Friday, December 6, 2013

Computation under interference

(ENIAC, the first electronic general purpose computer; courtesy Wikipedia).

What if you have a very powerful computer, but it only works some of the time? Maybe it's made from vacuum tubes, and when they overheat or when some dust or a fly ends up in the works, one of those tubes burns out. Then the computer is down for weeks on end. But even if it's nonfunctional most of the time, when it's working, it's turing complete.

I'm coming to think that babies are this sort of computer. Perhaps the biggest puzzle in cognitive development is the amazing things that babies can sometimes do in very controlled settings (think moral reasoning) and yet the tremendous amount they can't do the rest of the time (think anything except eat, sleep, poop, suck, swipe and occasionally give you a charming smile...). I wonder if one way to reconcile these two different conceptions of infants is by thinking about the challenges of regulating their arousal – in much the same way you need to regulate the temperature of the vacuum tubes to get optimal computing performance.

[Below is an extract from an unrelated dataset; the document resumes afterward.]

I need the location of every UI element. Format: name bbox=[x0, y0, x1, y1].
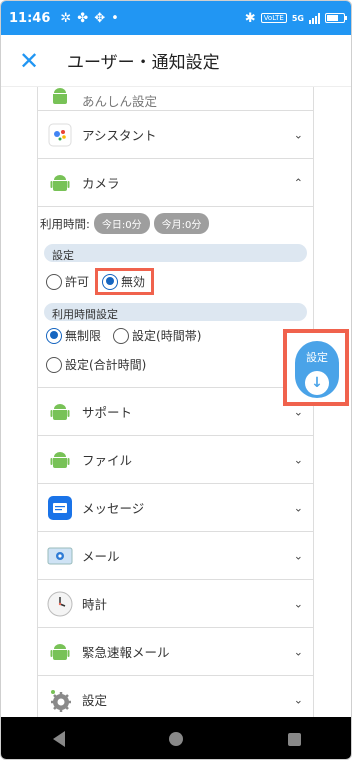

Sometimes M gives me an incredibly intelligent look and does something unexpected. In the past weeks, she's been trying to pick up her chair to see the bottom, cooing systematically in response to me, or pulling out and reinserting her pacifier in her mouth. But other times she is glassy-eyed because she's concentrating on eating, or wiggling because she has indigestion. Tiredness is the biggest cause of cognitive failures. When I'm tired, I get grouchy, and my reactions are slower. When M is tired, everything goes to pieces. For a while she would even forget how to swallow: Milk would come pouring out of her mouth because she was sucking it in but forgetting to put it away down her throat...

When I was starting to think about M's cognitive development, right after she was born, I described her crying as a feedback look, where arousal leads to more and more arousal unless there is some internal regulation or external noise in the system. Having observed her for a few more months, I'm increasingly convinced that crying is only one small part of this process.

In fact, most of M's psychological world – perhaps ours as well, though it's well-hidden – seems like it's about regulation of attention (think temperature in the vacuum tube room). Part of this is learning to attend to what is interesting in the world (say, her father's face rather than the blinds). Another partis learning to suppress attention to all kinds of stimuli, including both visual stimuli and internal sensations (like gurgling in the stomach or wetness in the diaper). When she gets tired this all stops happening. Internal sensations get amplified, external ones don't get attended to. The vacuum tubes start burning out, and only a long, relaxing nap will help.